For the Love of the Fourth
Mark Reichel’s argument before the U.S. Supreme Court
Published in 2023 Northern California Super Lawyers magazine
By Carly Nairn on June 26, 2023
Mark Reichel is as devoted to the Fourth Amendment as many are to the First.
“I literally fell in love with the Bill of Rights, and especially the Fourth Amendment,” says Reichel, a federal civil and criminal defense attorney in Sacramento. “It’s the core concept of the people governing themselves—more than the First Amendment, more than any other amendment. If they cannot search and seize your property, your person, violate your space, your possessions—if they can’t do that unless it’s reasonable and they have cause to do it, that is the most powerful protection citizens have against an overbearing government.”
In the ’80s, while Reichel was in college, he watched as the Fourth Amendment was, he says, “chipped away” by cases like United States v. Leon. In response, he made a copy of the amendment, turned it into a 12-by-16-inch poster, and hung it on the door of his dorm room.
Decades later, in January 2006, Reichel had the opportunity to argue a case before the Supreme Court involving the amendment whose every word he had memorized. In United States v. Grubbs, the justices would decide whether anticipatory warrants—in which a judge signs a warrant that can be used in the future if a law enforcement officer determines there is a triggering event to create probable cause—are valid.
Reichel’s client was indicted for receiving a video containing child pornography. In trial court, Reichel argued that the use of the anticipatory warrant was not valid, and that the officers should have had to show a copy of the search warrant at the time of the search. The client claimed the search violated his Fourth Amendment rights because it was done under an anticipatory warrant, which is valid only after a triggering event takes place.

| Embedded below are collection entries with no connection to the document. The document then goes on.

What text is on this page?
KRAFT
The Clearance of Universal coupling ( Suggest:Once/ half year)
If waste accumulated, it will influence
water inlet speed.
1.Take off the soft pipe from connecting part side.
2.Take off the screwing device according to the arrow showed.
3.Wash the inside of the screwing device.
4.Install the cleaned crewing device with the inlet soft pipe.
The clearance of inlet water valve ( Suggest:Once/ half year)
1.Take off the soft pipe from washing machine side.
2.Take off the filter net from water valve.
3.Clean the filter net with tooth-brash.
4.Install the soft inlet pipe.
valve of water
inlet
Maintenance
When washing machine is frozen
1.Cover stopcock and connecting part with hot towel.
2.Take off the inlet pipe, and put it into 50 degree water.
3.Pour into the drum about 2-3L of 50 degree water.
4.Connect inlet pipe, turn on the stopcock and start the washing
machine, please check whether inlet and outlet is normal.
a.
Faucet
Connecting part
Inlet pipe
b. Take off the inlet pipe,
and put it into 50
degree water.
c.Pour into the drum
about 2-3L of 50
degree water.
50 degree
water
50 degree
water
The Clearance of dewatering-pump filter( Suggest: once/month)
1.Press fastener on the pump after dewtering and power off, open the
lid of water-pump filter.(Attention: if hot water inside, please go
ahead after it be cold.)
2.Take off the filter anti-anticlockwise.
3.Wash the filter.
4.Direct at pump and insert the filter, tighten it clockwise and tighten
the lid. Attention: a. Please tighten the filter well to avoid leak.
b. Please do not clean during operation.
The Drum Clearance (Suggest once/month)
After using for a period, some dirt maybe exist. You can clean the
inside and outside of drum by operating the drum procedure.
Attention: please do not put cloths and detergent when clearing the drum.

After Reichel lost in federal court, the case moved to the 9th Circuit Court of Appeals, where the issue of the anticipatory warrant became the sole focus. “We pled guilty, and reserved the right to appeal the search issue,” says Reichel. “He was going to be sentenced to about six years, but the judge says, ‘Look, I’m going to hold the sentencing back and let you appeal the search ruling.’”
Then came some exciting news.
“I was thrilled when the U.S. attorney called and said, ‘Now the Bush Justice Department would like to take this up to the U.S. Supreme Court,” Reichel says. “At the time, it was a big joke about the 9th Circuit: They were considered so liberal that the Supreme Court wanted to hear everything that came out of the 9th Circuit that was favorable to defendants or civil liberties.”
First, there was the prep. Reichel was surprised by the amount of support he received once he was destined for Washington. “People came out of the woodwork,” he says. “I got contacted immediately by all sorts of law professors for help, and the federal defender system. They don’t want you to fail, so they set you up with oral argument practice, and moot courts with all sorts of experts. I went to Stanford and had the dean and law professors quiz me. And then I went to Berkeley … and then I went to D.C. just before the oral argument and did the same thing with a couple of other law schools.”
The day of the hearing was Justice Sandra Day O’Connor’s last, and Reichel was greeted by a swarm of news vans as he arrived. Arguing the case before the justices felt like the weight of the world was on his shoulders. “But my mom and dad were there,” he says. “And then my two kids—one was 14 and the other was 10. They sat there with my parents and watched me argue in the U.S. Supreme Court about the history of the Fourth Amendment. That did not escape me.”
Reichel adds that the oral argument became contentious between him and Justice Antonin Scalia—and that Justice Clarence Thomas slept through much of his argument. “My mentor, who had come to watch, had seen probably 50 oral arguments. He told me that I held my cool well for such a contentious hearing,” he says.
Although Reichel lost 0-8 (Justice O’Connor stepped down before the vote), he would do it all over again, he says, “in a heartbeat.”
“Arguing in the U.S. Supreme Court is one thing. But to have it particularly tailored to the passion that drove my life forward—it’s as if my heart was out of my body and four feet in front of me, just leading me throughout law school and in my career. It’s like my heart was leading me, and I followed it.”